Products containing aristolochic acid, found in certain traditional Chinese herbal preparations, are among the most well-documented causes of herbal kidney injury. Some of these have been pulled from the U.S. market, but they can still be purchased online or abroad. The broader point: supplements bypass the rigorous testing that prescription drugs undergo, and your kidneys are the organs responsible for clearing those substances from your blood. If you’re taking any supplement regularly, check whether it’s been flagged for kidney concerns.

Adjust Your Diet as Kidney Function Changes

If your kidneys are healthy, a balanced diet with plenty of fruits, vegetables, whole grains, and lean protein supports them well. But if kidney function has already declined, certain nutrients that healthy kidneys handle easily can start to accumulate in your blood.

Phosphorus is found naturally in meat, dairy, and beans, but the bigger concern is phosphorus additives in processed foods. Your body absorbs added phosphorus more readily than the natural form. Check ingredient labels for words containing “PHOS,” like phosphoric acid, disodium phosphate, or monosodium phosphate. Deli meats, flavored drinks, and many packaged foods are common sources.

Potassium becomes a concern when kidneys can no longer regulate it effectively. Salt substitutes are often potassium-based and can push levels dangerously high. Look for “potassium chloride” on ingredient labels. Draining the liquid from canned fruits and vegetables removes a significant amount of potassium.

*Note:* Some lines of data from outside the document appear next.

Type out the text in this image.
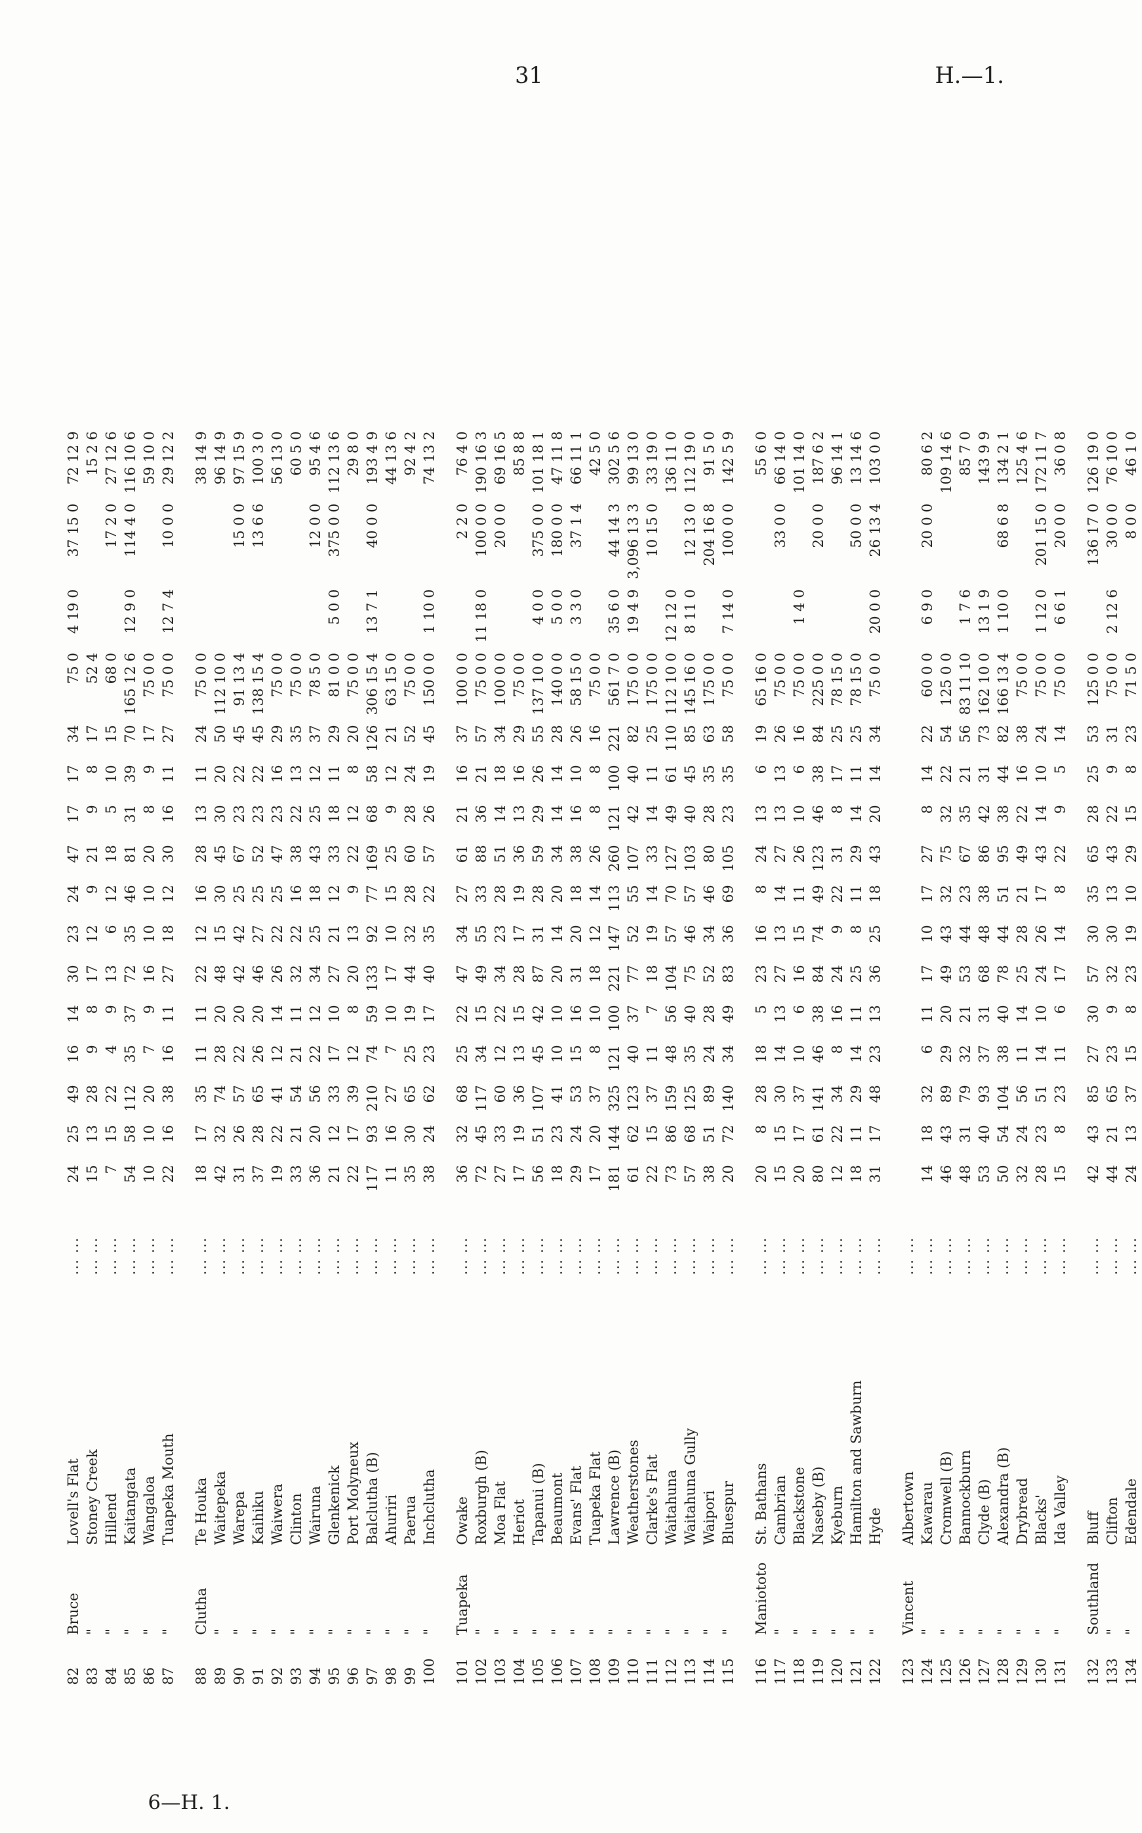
31	H.—1.
82	Bruce	Lovell's Flat	... ...	24	25	49	16	14	30	23	24	47	17	17	34	75 0	4 19 0	37 15 0	72 12 9
83	"	Stoney Creek	... ...	15	13	28	9	8	17	12	9	21	9	8	17	52 4			15 2 6
84	"	Hillend	... ...	7	15	22	4	9	13	6	12	18	5	10	15	68 0		17 2 0	27 12 6
85	"	Kaitangata	... ...	54	58	112	35	37	72	35	46	81	31	39	70	165 12 6	12 9 0	114 4 0	116 10 6
86	"	Wangaloa	... ...	10	10	20	7	9	16	10	10	20	8	9	17	75 0 0			59 10 0
87	"	Tuapeka Mouth	... ...	22	16	38	16	11	27	18	12	30	16	11	27	75 0 0	12 7 4	10 0 0	29 12 2

88	Clutha	Te Houka	... ...	18	17	35	11	11	22	12	16	28	13	11	24	75 0 0			38 14 9
89	"	Waitepeka	... ...	42	32	74	28	20	48	15	30	45	30	20	50	112 10 0			96 14 9
90	"	Warepa	... ...	31	26	57	22	20	42	42	25	67	23	22	45	91 13 4		15 0 0	97 15 9
91	"	Kaihiku	... ...	37	28	65	26	20	46	27	25	52	23	22	45	138 15 4		13 6 6	100 3 0
92	"	Waiwera	... ...	19	22	41	12	14	26	22	25	47	23	16	29	75 0 0			56 13 0
93	"	Clinton	... ...	33	21	54	21	11	32	22	16	38	22	13	35	75 0 0			60 5 0
94	"	Wairuna	... ...	36	20	56	22	12	34	25	18	43	25	12	37	78 5 0		12 0 0	95 4 6
95	"	Glenkenick	... ...	21	12	33	17	10	27	21	12	33	18	11	29	81 0 0	5 0 0	375 0 0	112 13 6
96	"	Port Molyneux	... ...	22	17	39	12	8	20	13	9	22	12	8	20	75 0 0			29 8 0
97	"	Balclutha (B)	... ...	117	93	210	74	59	133	92	77	169	68	58	126	306 15 4	13 7 1	40 0 0	193 4 9
98	"	Ahuriri	... ...	11	16	27	7	10	17	10	15	25	9	12	21	63 15 0			44 13 6
99	"	Paerua	... ...	35	30	65	25	19	44	32	28	60	28	24	52	75 0 0			92 4 2
100	"	Inchclutha	... ...	38	24	62	23	17	40	35	22	57	26	19	45	150 0 0	1 10 0		74 13 2

101	Tuapeka	Owake	... ...	36	32	68	25	22	47	34	27	61	21	16	37	100 0 0		2 2 0	76 4 0
102	"	Roxburgh (B)	... ...	72	45	117	34	15	49	55	33	88	36	21	57	75 0 0	11 18 0	100 0 0	190 16 3
103	"	Moa Flat	... ...	27	33	60	12	22	34	23	28	51	14	18	34	100 0 0		20 0 0	69 16 5
104	"	Heriot	... ...	17	19	36	13	15	28	17	19	36	13	16	29	75 0 0			85 8 8
105	"	Tapanui (B)	... ...	56	51	107	45	42	87	31	28	59	29	26	55	137 10 0	4 0 0	375 0 0	101 18 1
106	"	Beaumont	... ...	18	23	41	10	10	20	14	20	34	14	14	28	140 0 0	5 0 0	180 0 0	47 11 8
107	"	Evans' Flat	... ...	29	24	53	15	16	31	20	18	38	16	10	26	58 15 0	3 3 0	37 1 4	66 11 1
108	"	Tuapeka Flat	... ...	17	20	37	8	10	18	12	14	26	8	8	16	75 0 0			42 5 0
109	"	Lawrence (B)	... ...	181	144	325	121	100	221	147	113	260	121	100	221	561 7 0	35 6 0	44 14 3	302 5 6
110	"	Weatherstones	... ...	61	62	123	40	37	77	52	55	107	42	40	82	175 0 0	19 4 9	3,096 13 3	99 13 0
111	"	Clarke's Flat	... ...	22	15	37	11	7	18	19	14	33	14	11	25	175 0 0		10 15 0	33 19 0
112	"	Waitahuna	... ...	73	86	159	48	56	104	57	70	127	49	61	110	112 10 0	12 12 0		136 11 0
113	"	Waitahuna Gully	... ...	57	68	125	35	40	75	46	57	103	40	45	85	145 16 0	8 11 0	12 13 0	112 19 0
114	"	Waipori	... ...	38	51	89	24	28	52	34	46	80	28	35	63	175 0 0		204 16 8	91 5 0
115	"	Bluespur	... ...	20	72	140	34	49	83	36	69	105	23	35	58	75 0 0	7 14 0	100 0 0	142 5 9

116	Maniototo	St. Bathans	... ...	20	8	28	18	5	23	16	8	24	13	6	19	65 16 0			55 6 0
117	"	Cambrian	... ...	15	15	30	14	13	27	13	14	27	13	13	26	75 0 0		33 0 0	66 14 0
118	"	Blackstone	... ...	20	17	37	10	6	16	15	11	26	10	6	16	75 0 0	1 4 0		101 14 0
119	"	Naseby (B)	... ...	80	61	141	46	38	84	74	49	123	46	38	84	225 0 0		20 0 0	187 6 2
120	"	Kyeburn	... ...	12	22	34	8	16	24	9	22	31	8	17	25	78 15 0			96 14 1
121	"	Hamilton and Sawburn	... ...	18	11	29	14	11	25	8	11	29	14	11	25	78 15 0		50 0 0	13 14 6
122	"	Hyde	... ...	31	17	48	23	13	36	25	18	43	20	14	34	75 0 0	20 0 0	26 13 4	103 0 0

123	Vincent	Albertown	... ...																
124	"	Kawarau	... ...	14	18	32	6	11	17	10	17	27	8	14	22	60 0 0	6 9 0	20 0 0	80 6 2
125	"	Cromwell (B)	... ...	46	43	89	29	20	49	43	32	75	32	22	54	125 0 0			109 14 6
126	"	Bannockburn	... ...	48	31	79	32	21	53	44	23	67	35	21	56	83 11 10	1 7 6		85 7 0
127	"	Clyde (B)	... ...	53	40	93	37	31	68	48	38	86	42	31	73	162 10 0	13 1 9		143 9 9
128	"	Alexandra (B)	... ...	50	54	104	38	40	78	44	51	95	38	44	82	166 13 4	1 10 0	68 6 8	134 2 1
129	"	Drybread	... ...	32	24	56	11	14	25	28	21	49	22	16	38	75 0 0			125 4 6
130	"	Blacks'	... ...	28	23	51	14	10	24	26	17	43	14	10	24	75 0 0	1 12 0	201 15 0	172 11 7
131	"	Ida Valley	... ...	15	8	23	11	6	17	14	8	22	9	5	14	75 0 0	6 6 1	20 0 0	36 0 8

132	Southland	Bluff	... ...	42	43	85	27	30	57	30	35	65	28	25	53	125 0 0		136 17 0	126 19 0
133	"	Clifton	... ...	44	21	65	23	9	32	30	13	43	22	9	31	75 0 0	2 12 6	30 0 0	76 10 0
134	"	Edendale	... ...	24	13	37	15	8	23	19	10	29	15	8	23	71 5 0		8 0 0	46 1 0
6—H. 1.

If you have diabetes and need to treat low blood sugar, apple, grape, or cranberry juice are lower in potassium than orange juice.

Protein is essential but creates waste products your kidneys must filter. The right amount depends on your body size, nutritional status, and the stage of any kidney problem. Too little protein leads to malnutrition, so cutting back dramatically without guidance can backfire. A kidney dietitian can help you find the right balance even in early stages of kidney disease.

Quit Smoking

Smoking damages the lining of blood vessels throughout your body, including the ones feeding your kidneys. It causes vessels to stiffen and narrow, reducing the blood, oxygen, and nutrients your kidneys receive. Over time, this limits how well they filter waste.

Nicotine also triggers stress hormones that raise blood pressure and heart rate, compounding the damage. Since high blood pressure is already one of the top drivers of kidney disease, smoking essentially attacks kidney health from two directions at once. Quitting at any stage reduces this strain and slows further progression.

Move Your Body Regularly

Regular physical activity helps control blood pressure, blood sugar, and body weight, all of which directly affect kidney health. You don’t need an intense routine. Moderate aerobic activity like brisk walking, cycling, or swimming for 150 minutes per week (about 30 minutes, five days a week) is a well-supported target for cardiovascular and metabolic health, both of which benefit your kidneys. Even shorter bouts of movement throughout the day add up. The goal is consistency rather than intensity.

Get Screened if You’re at Risk

Kidney disease rarely causes symptoms until it’s advanced. A simple blood test measuring your estimated glomerular filtration rate (eGFR) tells you how well your kidneys are filtering, and a urine test can detect protein that leaks through damaged filters. If you have diabetes, high blood pressure, a family history of kidney disease, or you’re over 60, periodic screening catches problems when they’re most treatable. Early-stage kidney disease often stabilizes or slows significantly with the lifestyle changes described above.